This article by Giovanni Arrighi and Beverly J. Silver analyzes the structural crises and transformations of the capitalist world-system through the lens of systemic cycles of accumulation and hegemonic transitions.
Core Arguments:
- Cyclical Nature of Capitalism: · Capitalism undergoes long cycles alternating between material expansion (investment in trade and production) and financial expansion (speculation, credit, liquidity). · Financial expansions are not new stages of capitalism but recurrent “autumn” phases signaling the maturity of a cycle and often preceding systemic reorganization.
- Four Systemic Cycles of Accumulation: · Genoese-Iberian (15th–early 17th c.) · Dutch (late 16th–late 18th c.) · British (mid-18th–early 20th c.) · US (late 19th c.–present, currently in financial expansion) · Each cycle is led by a dominant complex of governmental and business agencies that shape the global regime of accumulation.
- Hegemonic Transitions: · Financial expansions coincide with periods of hegemonic transition, where one leading power declines and another emerges. · Past transitions (Dutch → British, British → US) involved systemic chaos, social conflict, and interstate competition before a new order stabilized.
- Evolutionary Pattern: · Each new hegemon internalizes more costs than its predecessor: · Genoa externalized protection. · Netherlands internalized protection. · Britain internalized production. · US internalized transaction costs and markets. · Despite this evolution, each transition also revives earlier strategies in new forms.

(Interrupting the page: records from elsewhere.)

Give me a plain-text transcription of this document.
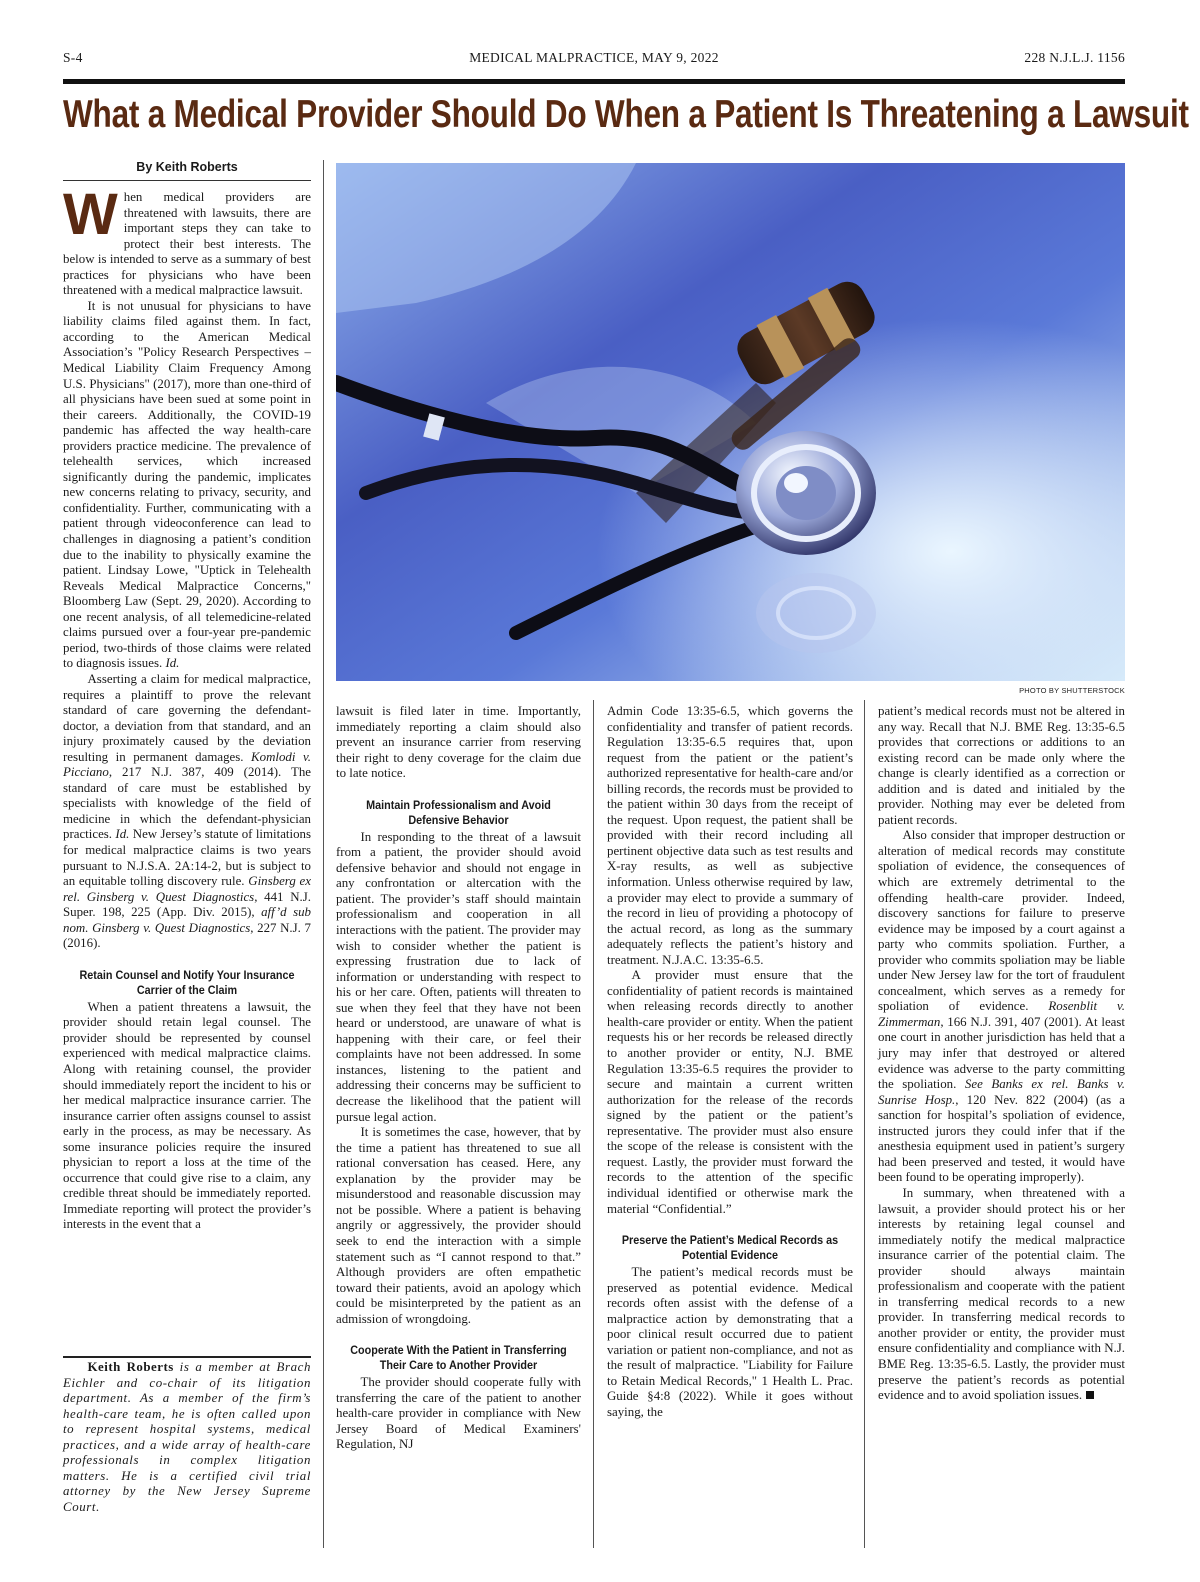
S-4	MEDICAL MALPRACTICE, MAY 9, 2022	228 N.J.L.J. 1156
What a Medical Provider Should Do When a Patient Is Threatening a Lawsuit
By Keith Roberts
PHOTO BY SHUTTERSTOCK

When medical providers are threatened with lawsuits, there are important steps they can take to protect their best interests. The below is intended to serve as a summary of best practices for physicians who have been threatened with a medical malpractice lawsuit.

It is not unusual for physicians to have liability claims filed against them. In fact, according to the American Medical Association’s "Policy Research Perspectives – Medical Liability Claim Frequency Among U.S. Physicians" (2017), more than one-third of all physicians have been sued at some point in their careers. Additionally, the COVID-19 pandemic has affected the way health-care providers practice medicine. The prevalence of telehealth services, which increased significantly during the pandemic, implicates new concerns relating to privacy, security, and confidentiality. Further, communicating with a patient through videoconference can lead to challenges in diagnosing a patient’s condition due to the inability to physically examine the patient. Lindsay Lowe, "Uptick in Telehealth Reveals Medical Malpractice Concerns," Bloomberg Law (Sept. 29, 2020). According to one recent analysis, of all telemedicine-related claims pursued over a four-year pre-pandemic period, two-thirds of those claims were related to diagnosis issues. Id.

Asserting a claim for medical malpractice, requires a plaintiff to prove the relevant standard of care governing the defendant-doctor, a deviation from that standard, and an injury proximately caused by the deviation resulting in permanent damages. Komlodi v. Picciano, 217 N.J. 387, 409 (2014). The standard of care must be established by specialists with knowledge of the field of medicine in which the defendant-physician practices. Id. New Jersey’s statute of limitations for medical malpractice claims is two years pursuant to N.J.S.A. 2A:14-2, but is subject to an equitable tolling discovery rule. Ginsberg ex rel. Ginsberg v. Quest Diagnostics, 441 N.J. Super. 198, 225 (App. Div. 2015), aff’d sub nom. Ginsberg v. Quest Diagnostics, 227 N.J. 7 (2016).

Retain Counsel and Notify Your Insurance Carrier of the Claim

When a patient threatens a lawsuit, the provider should retain legal counsel. The provider should be represented by counsel experienced with medical malpractice claims. Along with retaining counsel, the provider should immediately report the incident to his or her medical malpractice insurance carrier. The insurance carrier often assigns counsel to assist early in the process, as may be necessary. As some insurance policies require the insured physician to report a loss at the time of the occurrence that could give rise to a claim, any credible threat should be immediately reported. Immediate reporting will protect the provider’s interests in the event that a

Keith Roberts is a member at Brach Eichler and co-chair of its litigation department. As a member of the firm’s health-care team, he is often called upon to represent hospital systems, medical practices, and a wide array of health-care professionals in complex litigation matters. He is a certified civil trial attorney by the New Jersey Supreme Court.

lawsuit is filed later in time. Importantly, immediately reporting a claim should also prevent an insurance carrier from reserving their right to deny coverage for the claim due to late notice.

Maintain Professionalism and Avoid Defensive Behavior

In responding to the threat of a lawsuit from a patient, the provider should avoid defensive behavior and should not engage in any confrontation or altercation with the patient. The provider’s staff should maintain professionalism and cooperation in all interactions with the patient. The provider may wish to consider whether the patient is expressing frustration due to lack of information or understanding with respect to his or her care. Often, patients will threaten to sue when they feel that they have not been heard or understood, are unaware of what is happening with their care, or feel their complaints have not been addressed. In some instances, listening to the patient and addressing their concerns may be sufficient to decrease the likelihood that the patient will pursue legal action.

It is sometimes the case, however, that by the time a patient has threatened to sue all rational conversation has ceased. Here, any explanation by the provider may be misunderstood and reasonable discussion may not be possible. Where a patient is behaving angrily or aggressively, the provider should seek to end the interaction with a simple statement such as “I cannot respond to that.” Although providers are often empathetic toward their patients, avoid an apology which could be misinterpreted by the patient as an admission of wrongdoing.

Cooperate With the Patient in Transferring Their Care to Another Provider

The provider should cooperate fully with transferring the care of the patient to another health-care provider in compliance with New Jersey Board of Medical Examiners' Regulation, NJ

Admin Code 13:35-6.5, which governs the confidentiality and transfer of patient records. Regulation 13:35-6.5 requires that, upon request from the patient or the patient’s authorized representative for health-care and/or billing records, the records must be provided to the patient within 30 days from the receipt of the request. Upon request, the patient shall be provided with their record including all pertinent objective data such as test results and X-ray results, as well as subjective information. Unless otherwise required by law, a provider may elect to provide a summary of the record in lieu of providing a photocopy of the actual record, as long as the summary adequately reflects the patient’s history and treatment. N.J.A.C. 13:35-6.5.

A provider must ensure that the confidentiality of patient records is maintained when releasing records directly to another health-care provider or entity. When the patient requests his or her records be released directly to another provider or entity, N.J. BME Regulation 13:35-6.5 requires the provider to secure and maintain a current written authorization for the release of the records signed by the patient or the patient’s representative. The provider must also ensure the scope of the release is consistent with the request. Lastly, the provider must forward the records to the attention of the specific individual identified or otherwise mark the material “Confidential.”

Preserve the Patient’s Medical Records as Potential Evidence

The patient’s medical records must be preserved as potential evidence. Medical records often assist with the defense of a malpractice action by demonstrating that a poor clinical result occurred due to patient variation or patient non-compliance, and not as the result of malpractice. "Liability for Failure to Retain Medical Records," 1 Health L. Prac. Guide §4:8 (2022). While it goes without saying, the

patient’s medical records must not be altered in any way. Recall that N.J. BME Reg. 13:35-6.5 provides that corrections or additions to an existing record can be made only where the change is clearly identified as a correction or addition and is dated and initialed by the provider. Nothing may ever be deleted from patient records.

Also consider that improper destruction or alteration of medical records may constitute spoliation of evidence, the consequences of which are extremely detrimental to the offending health-care provider. Indeed, discovery sanctions for failure to preserve evidence may be imposed by a court against a party who commits spoliation. Further, a provider who commits spoliation may be liable under New Jersey law for the tort of fraudulent concealment, which serves as a remedy for spoliation of evidence. Rosenblit v. Zimmerman, 166 N.J. 391, 407 (2001). At least one court in another jurisdiction has held that a jury may infer that destroyed or altered evidence was adverse to the party committing the spoliation. See Banks ex rel. Banks v. Sunrise Hosp., 120 Nev. 822 (2004) (as a sanction for hospital’s spoliation of evidence, instructed jurors they could infer that if the anesthesia equipment used in patient’s surgery had been preserved and tested, it would have been found to be operating improperly).

In summary, when threatened with a lawsuit, a provider should protect his or her interests by retaining legal counsel and immediately notify the medical malpractice insurance carrier of the potential claim. The provider should always maintain professionalism and cooperate with the patient in transferring medical records to a new provider. In transferring medical records to another provider or entity, the provider must ensure confidentiality and compliance with N.J. BME Reg. 13:35-6.5. Lastly, the provider must preserve the patient’s records as potential evidence and to avoid spoliation issues.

- Current Transition (US Hegemony in Crisis): · The US-led financial expansion since the 1970s resembles past “autumn” phases. · However, the current transition has unique anomalies: · Bifurcation of military and financial power: The US remains militarily dominant but is a net debtor, while financial power is dispersed to East Asian “cash-box” states (e.g., Japan, Singapore). · Social conflict preceded financialization: Unlike past transitions, the social upheavals of the 1960s–70s came before the financial expansion, which has served to contain social demands rather than address them. · Shift of economic gravity to East Asia: This region—outside Western civilizational history—is becoming the new workshop and creditor of the world.
- Possible Futures: · The authors caution against mechanically projecting past patterns. · The crisis may lead to: · A new hegemony (possibly with “world-state” features). · Continued chaos if the US resists adjustment. · A new developmental path led by East Asia, if it can address systemic inequalities and social reproduction costs. · Social movements will play a decisive role in shaping the outcome.
Conclusion:
The present period is not a new stage of capitalism but a hegemonic transition analogous to past shifts. Its outcome depends on geopolitical adjustments, social struggles, and whether emerging powers—particularly in East Asia—can offer systemic solutions to global inequalities and instability.